The Unique Challenges of Reinforcement Learning
Reinforcement learning, as discussed, presents unique challenges that differentiate it from traditional machine learning practices. Unlike conventional models, reinforcement learning requires real-time decision-making based on a model's changing behavior, complicating the validation process. The talk emphasized that to effectively deploy reinforcement learning in production, a new set of technical problems must be addressed, distinct from those encountered in supervised learning. This differentiation underlines the need for tools that cater specifically to the unique requirements of reinforcement learning.
The Evolution of Pipelines and Workflow Orchestration
The conversation delved into the evolution of machine learning workflow orchestration tools, particularly comparing Airflow with the newer Flight platform. While Airflow offers a solid foundation for data engineering tasks, it lacks the flexibility needed for rapidly changing machine learning environments. The host noted that integrating tools like Flight enables organizations to handle more complex, compute-intensive workflows without the bottlenecks present in traditional systems. The transition from existing tools like Airflow to Flight is framed as an opportunity to rethink how workflows can be optimized for machine learning.
The Role of Union in Workflow Management
Union was discussed as a solution that enhances the capabilities offered by Flight, aiming to simplify the user experience and best practices in machine learning orchestration. It seeks to fill the gaps left by traditional tools, allowing for smoother deployments and a comprehensive approach to managing machine learning projects and workflows. The goal of Union is not just to provide an orchestrator but to serve as a complete environment that supports engineers and data scientists in their tasks. This reflects a growing recognition within the industry of the need for dedicated solutions tailored to the dynamic nature of machine learning.
The Future of Machine Learning Infrastructure
The discussion explored the rapidly changing landscape of machine learning infrastructure, emphasizing the need for adaptability and innovation. The host predicts that as organizations increasingly adopt cloud-native solutions like Kubernetes, there will be greater demand for orchestrators designed for the unique challenges of machine learning. It was suggested that the ability to plug into existing systems seamlessly while offering advanced features will set successful tools apart in the coming years. This forecast aligns with the broader trends in the industry that dictate a shift toward more flexible, efficient machine learning operations.

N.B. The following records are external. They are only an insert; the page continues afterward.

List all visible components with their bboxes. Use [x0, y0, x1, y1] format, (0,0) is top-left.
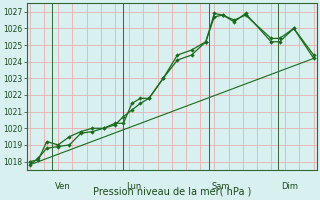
Text: Lun: Lun [126, 182, 141, 191]
Text: Sam: Sam [212, 182, 230, 191]
Text: Dim: Dim [281, 182, 298, 191]
X-axis label: Pression niveau de la mer( hPa ): Pression niveau de la mer( hPa ) [92, 187, 251, 197]
Text: Ven: Ven [55, 182, 71, 191]
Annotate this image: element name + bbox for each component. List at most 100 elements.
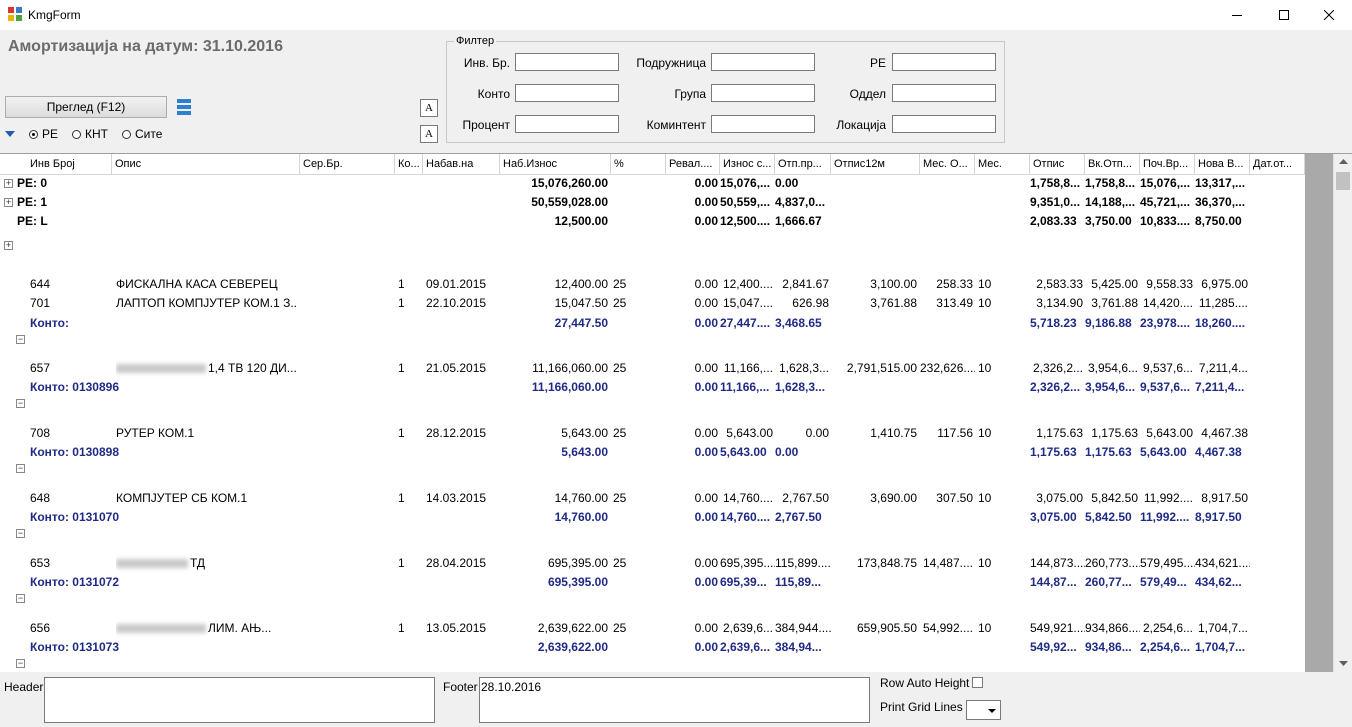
table-row[interactable]: 701 ЛАПТОП КОМПЈУТЕР КОМ.1 З... 1 22.10.201… bbox=[0, 294, 1305, 313]
filter-inv-input[interactable] bbox=[515, 53, 619, 71]
filter-partner-input[interactable] bbox=[711, 115, 815, 133]
column-header[interactable]: Поч.Вр... bbox=[1140, 154, 1195, 174]
table-row[interactable]: 644 ФИСКАЛНА КАСА СЕВЕРЕЦ 1 09.01.2015 12,40… bbox=[0, 275, 1305, 294]
radio-knt[interactable]: КНТ bbox=[72, 127, 108, 141]
radio-label: Сите bbox=[135, 127, 163, 141]
dropdown-triangle-icon[interactable] bbox=[5, 130, 15, 138]
subtotal-row[interactable]: Конто: 0130896 11,166,060.00 0.00 11,166,..… bbox=[0, 378, 1305, 397]
grid-cell: 2,639,622.00 bbox=[537, 640, 608, 654]
collapse-row[interactable]: − bbox=[0, 527, 1305, 546]
grid-cell: 3,075.00 bbox=[1030, 510, 1077, 524]
collapse-icon[interactable]: − bbox=[16, 463, 25, 473]
expand-icon[interactable]: + bbox=[4, 240, 13, 250]
grid-cell: 11,166,... bbox=[720, 380, 770, 394]
grid-cell: 5,643.00 bbox=[726, 426, 773, 440]
minimize-button[interactable] bbox=[1214, 0, 1260, 30]
layers-icon[interactable] bbox=[175, 98, 193, 116]
row-auto-height-checkbox[interactable] bbox=[972, 677, 983, 688]
collapse-row[interactable]: − bbox=[0, 333, 1305, 352]
table-row[interactable]: 708 РУТЕР КОМ.1 1 28.12.2015 5,643.00 25 0.00 5… bbox=[0, 424, 1305, 443]
grid-cell: 3,761.88 bbox=[1091, 296, 1138, 310]
grid-cell: 659,905.50 bbox=[856, 621, 917, 635]
column-header[interactable]: Мес. О... bbox=[920, 154, 975, 174]
filter-location-input[interactable] bbox=[892, 115, 996, 133]
group-row[interactable]: + РЕ: 0 15,076,260.00 0.00 15,076,... 0.00 1,7… bbox=[0, 174, 1305, 193]
column-header[interactable]: Набав.на bbox=[423, 154, 500, 174]
grid-cell: 934,86... bbox=[1085, 640, 1132, 654]
grid-cell: 1 bbox=[398, 621, 405, 635]
minimize-icon bbox=[1232, 15, 1242, 16]
collapse-row[interactable]: − bbox=[0, 657, 1305, 672]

MLOps Coffee Sessions #109 with Ketan Umare, Co-founder and CEO of Union.ai, Why You Need More Than Airflow co-hosted by George Pearse.
// Abstract
Airflow is a beloved tool by data engineers and Machine Learning Engineers alike. But when doing ML what are the shortcomings and why is an orchestration tool like that not always the best developer experience? In this episode, we break down what some key drivers are for using an ML-specific orchestration tool.
// Bio
Ketan Umare is the CEO and co-founder at Union.ai. Previously he had multiple Senior roles at Lyft, Oracle, and Amazon ranging from Cloud, Distributed storage, Mapping (map-making), and machine-learning systems. He is passionate about building software that makes engineers' lives easier and provides simplified access to large-scale systems. Besides software, he is a proud father, and husband, and enjoys traveling and outdoor activities.